En las generaciones pasadas
nuestros padres y abuelos poseían ciertos valores morales como fieles rectores
de la conducta de los hombres.
Ser dignos, creíbles,
respetables, honorables, eran algunos de los parámetros con los cuales se
medían hombres y mujeres y con los cuales criaban a nuestros hijos.
Valía más el honor que la
vida. Era más valiosa la reputación que el dinero. Lo más importante era ser personas de palabra
y carácter íntegro. El carácter era de más valor que los logros académicos,
profesionales o comerciales.
Con el auge de la
industrialización y las grandes guerras mundiales en Europa, se produjeron una
serie de cambios en los valores que sostienen a la sociedad. Poco a poco los
valores tradicionales fueron reemplazados por otros, tales como la
competitividad, el desempeño, la eficacia en el trabajo y la productividad.
Ahora en plena globalización,
lo importante ya no está sustentado por valores de honor sino de competencia.
Esta competencia es a costa de
la dignidad. Todos deben ser productivos antes que ser honestos.
La integridad personal es
inmolada en el altar de la eficacia colectiva. Somos enseñados a cuidar la
imagen. Lo que otros ven en nosotros. Lo que aparentamos. La imagen que
proyectamos. El efecto que causamos. Debemos ser eficaces a toda costa, de ser
necesario, sacrificaremos nuestros valores morales en aras de la productividad.
Lo importante ahora es lo que
otros ven, no lo que genuinamente somos. La apariencia es lo que realmente
vale. Nos volvimos expertos en imagen. Desde que nos levantamos hasta que nos
acostamos, estamos “actuando” como si la vida fuese una novela y nosotros los
primeros actores.
Debemos seguir un libreto de
formas que nos haga sentir que somos aceptados por todos.

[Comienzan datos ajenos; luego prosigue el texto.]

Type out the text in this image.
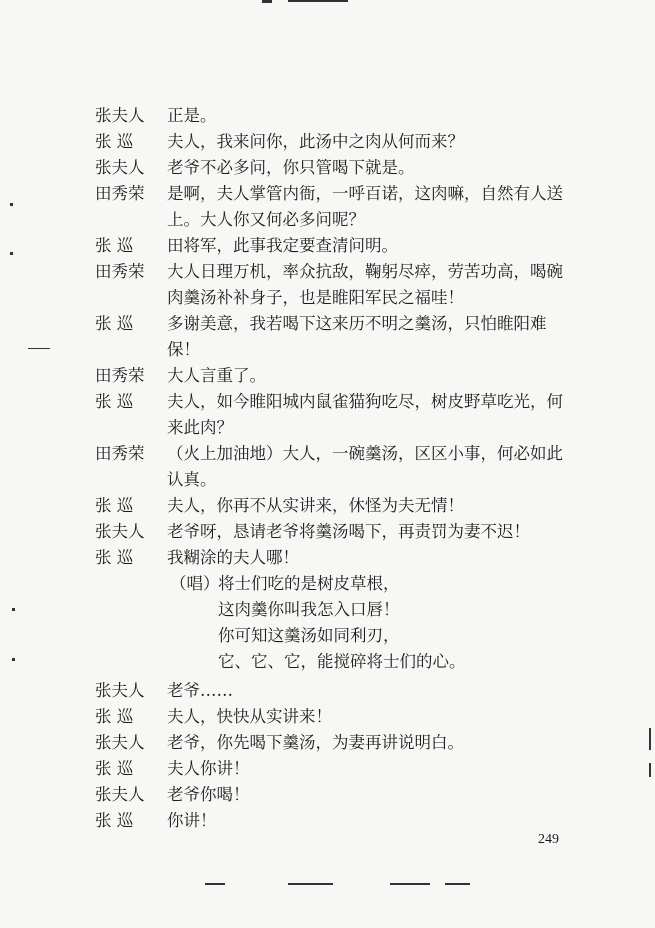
张夫人	正是。
张 巡	夫人，我来问你，此汤中之肉从何而来？
张夫人	老爷不必多问，你只管喝下就是。
田秀荣	是啊，夫人掌管内衙，一呼百诺，这肉嘛，自然有人送
上。大人你又何必多问呢？
张 巡	田将军，此事我定要查清问明。
田秀荣	大人日理万机，率众抗敌，鞠躬尽瘁，劳苦功高，喝碗
肉羹汤补补身子，也是睢阳军民之福哇！
张 巡	多谢美意，我若喝下这来历不明之羹汤，只怕睢阳难
保！
田秀荣	大人言重了。
张 巡	夫人，如今睢阳城内鼠雀猫狗吃尽，树皮野草吃光，何
来此肉？
田秀荣	（火上加油地）大人，一碗羹汤，区区小事，何必如此
认真。
张 巡	夫人，你再不从实讲来，休怪为夫无情！
张夫人	老爷呀，恳请老爷将羹汤喝下，再责罚为妻不迟！
张 巡	我糊涂的夫人哪！
（唱）
将士们吃的是树皮草根，
这肉羹你叫我怎入口唇！
你可知这羹汤如同利刃，
它、它、它，能搅碎将士们的心。
张夫人	老爷……
张 巡	夫人，快快从实讲来！
张夫人	老爷，你先喝下羹汤，为妻再讲说明白。
张 巡	夫人你讲！
张夫人	老爷你喝！
张 巡	你讲！
249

Tenemos “sed de protagonismo”
y para ello haremos todo lo que sea necesario. Permitimos que otros formen
nuestro mundo y luego nos sometemos a sus dictados.
Actuamos y nos convertimos en
seguidores de una “supe-moderna cultura pagana”. Levantamos altares virtuales,
en un ritual diario de culto a la imagen. Hemos caído en la más envilecida de
las idolatrías.
Dejamos de ser auténticos y
pronto aprendemos las técnicas del mercadeo, y también vendemos nuestra imagen.
Tratamos de caerles bien a
todos. Nos ponen un precio y somos
subastados como mercancía en la feria de la esquina. Dejamos de ser dueños de
nuestro propio destino, somos súbditos de los caprichos de la sociedad. En el
fondo es una manera sutil de prostitución para obtener a cambio unas pocas
migajas de aceptación social.
Los mayores problemas de
nuestra sociedad están localizados en esta tendencia suicida de desconectar lo
íntimo de su expresión exterior. Esto genera hombres sin fuerza interior.
Hombres y mujeres quebrados por la corriente de la modernidad, fragmentados en
su personalidad, con falta de cohesión,
sumidos en la adulación tonta, en el engaño, la mentira, la falta de
compromiso, la deslealtad y la negativa a cumplir con los compromisos asumidos.
Hombres y mujeres acostumbrados al facilitemos que impide bucear en sus
extrañas para descubrir sus verdaderas capacidades y viven a expensas de otros.
Hay una alarmante degeneración
de la verdad y una crisis de confianza, sobre todo en sectores claves de la
sociedad. En muchos hombres hoy se libran batallas internas duras y
silenciosas. La conciencia carcome el alma al punto de enfermarla.
Los beneficios de la integridad de
nuestras vidas son, por muchas razones, más importantes que cualquier otra
alternativa. No compre, no venda, no comprometa o negocie su integridad a
ningún precio.
La decencia nos ayuda a que no
haya disloque entre la mente, el corazón y la voluntad. La honradez hace que
haya paz espiritual, mental y física. La rectitud une. La falta de paz es la
señal de quebrar esta línea que mantiene unido y en una misma sintonía al ser
interior y exterior de un individuo.